Go Cowboys, Reds and Sixers.  Child of the 70's can you tell.


----------



## dirtman775 (Apr 21, 2009)

I totaly agree Piney, about the nasty part. Maby if we had one here it could stay civilized and done in good taste. i figured, for the most part everyone here get's along very well. Why go somewhere else to discuss sports and risk having to put up with the negativity of another board. As far as FSU, go seminole's!!!! sorry i have a nephew attending


----------



## fire it up (Apr 21, 2009)

Really?  I mean, really dirtman?
Hmmmm....
You wanting to keep something civilized and not being negative really seems like the pot calling the kettle black I would say.


Only good sport out there is the sport of smoking.
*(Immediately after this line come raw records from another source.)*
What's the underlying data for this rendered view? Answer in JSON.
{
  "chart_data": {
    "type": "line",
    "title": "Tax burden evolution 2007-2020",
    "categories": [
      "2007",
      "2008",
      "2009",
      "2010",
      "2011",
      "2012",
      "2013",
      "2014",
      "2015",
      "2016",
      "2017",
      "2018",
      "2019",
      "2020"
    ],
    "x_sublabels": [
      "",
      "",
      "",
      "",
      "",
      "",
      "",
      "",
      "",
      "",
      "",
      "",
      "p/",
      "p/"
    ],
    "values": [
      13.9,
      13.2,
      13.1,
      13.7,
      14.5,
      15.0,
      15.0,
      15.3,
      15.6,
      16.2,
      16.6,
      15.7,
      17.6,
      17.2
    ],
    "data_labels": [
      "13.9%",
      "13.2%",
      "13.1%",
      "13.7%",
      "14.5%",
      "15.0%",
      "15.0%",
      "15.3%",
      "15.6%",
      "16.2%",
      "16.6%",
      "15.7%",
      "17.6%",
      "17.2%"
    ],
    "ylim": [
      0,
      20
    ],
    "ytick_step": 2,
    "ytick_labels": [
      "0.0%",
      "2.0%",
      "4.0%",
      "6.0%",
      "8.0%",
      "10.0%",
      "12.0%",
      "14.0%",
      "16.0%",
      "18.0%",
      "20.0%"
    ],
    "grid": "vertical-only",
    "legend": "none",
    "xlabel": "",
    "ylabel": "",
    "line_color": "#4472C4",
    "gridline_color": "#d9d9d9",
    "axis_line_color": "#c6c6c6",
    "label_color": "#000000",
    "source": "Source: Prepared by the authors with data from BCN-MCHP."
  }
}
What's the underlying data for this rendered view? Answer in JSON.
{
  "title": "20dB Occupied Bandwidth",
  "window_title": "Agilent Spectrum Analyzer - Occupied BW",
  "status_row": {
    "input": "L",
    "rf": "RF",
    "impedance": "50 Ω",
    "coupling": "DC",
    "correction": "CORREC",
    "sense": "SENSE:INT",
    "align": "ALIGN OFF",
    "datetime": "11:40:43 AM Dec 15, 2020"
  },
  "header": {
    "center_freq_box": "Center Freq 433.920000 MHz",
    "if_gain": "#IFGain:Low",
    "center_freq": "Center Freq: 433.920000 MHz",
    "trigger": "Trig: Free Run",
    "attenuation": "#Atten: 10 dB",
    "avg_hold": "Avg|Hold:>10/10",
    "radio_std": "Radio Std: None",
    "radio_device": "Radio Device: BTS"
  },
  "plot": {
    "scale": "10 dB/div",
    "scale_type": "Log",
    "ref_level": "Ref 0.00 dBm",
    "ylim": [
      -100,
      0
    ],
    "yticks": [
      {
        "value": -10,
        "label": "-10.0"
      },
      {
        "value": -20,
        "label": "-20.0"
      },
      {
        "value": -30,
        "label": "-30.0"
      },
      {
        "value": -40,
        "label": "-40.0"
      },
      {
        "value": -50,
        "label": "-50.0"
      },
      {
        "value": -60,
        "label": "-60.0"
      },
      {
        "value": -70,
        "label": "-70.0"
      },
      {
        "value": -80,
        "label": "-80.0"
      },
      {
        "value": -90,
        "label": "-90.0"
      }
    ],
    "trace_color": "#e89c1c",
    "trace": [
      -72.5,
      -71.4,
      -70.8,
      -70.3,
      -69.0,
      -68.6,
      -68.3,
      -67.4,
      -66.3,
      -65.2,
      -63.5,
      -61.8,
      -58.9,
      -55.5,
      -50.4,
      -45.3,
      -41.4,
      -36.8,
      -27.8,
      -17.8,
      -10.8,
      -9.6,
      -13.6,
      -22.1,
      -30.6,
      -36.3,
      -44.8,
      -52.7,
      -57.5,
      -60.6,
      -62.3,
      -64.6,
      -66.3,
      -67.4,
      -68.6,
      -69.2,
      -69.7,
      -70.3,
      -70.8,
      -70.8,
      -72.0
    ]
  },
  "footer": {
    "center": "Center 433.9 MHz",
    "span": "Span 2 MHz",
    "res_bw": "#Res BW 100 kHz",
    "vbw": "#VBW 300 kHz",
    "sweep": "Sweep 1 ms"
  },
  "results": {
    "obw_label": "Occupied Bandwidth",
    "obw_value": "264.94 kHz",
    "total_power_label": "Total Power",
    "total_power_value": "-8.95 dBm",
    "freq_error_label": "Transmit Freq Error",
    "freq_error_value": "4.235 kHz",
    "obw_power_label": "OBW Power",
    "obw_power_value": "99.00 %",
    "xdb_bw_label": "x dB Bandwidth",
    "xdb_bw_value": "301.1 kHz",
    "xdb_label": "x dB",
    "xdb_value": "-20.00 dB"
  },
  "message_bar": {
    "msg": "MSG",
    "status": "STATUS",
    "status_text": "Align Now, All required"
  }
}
Plus, this is a smoking forum and though people do smoke and grill at events I don't personally think that we need a separate thread for something like that on a cooking forum when there are soooooo many other sites out there dedicated to it.


----------



## dirtman775 (Apr 21, 2009)

The little spat we had, i have buried and let go. seems you have not. i spoke with a few Mods and the situation has been squashed. if you have any more problems i suggest you contact a Mod and talk with them.


----------



## erain (Apr 22, 2009)

i personally hope it remains just a smoking food site, if one wants sports there are always plenty of forums already out there. first off before any additions are made maybe we need to get the site back to where it was before the crash. i know people are still working on that and maybe at that time we could evaluate the sub forums in play right now. i hope they all remain food related. we already have a general discusion sub forum where if you feel the need to discuss something out of the realm of smoking and staying out of politics and religion, it is there for that purpose. i was gonna start this off with a quote from an earlier post, but seeing the discussion already taking place on this thread sorta makes it apparent... JMHO


----------



## grothe (Apr 22, 2009)

Well put erain...I have to agree.


----------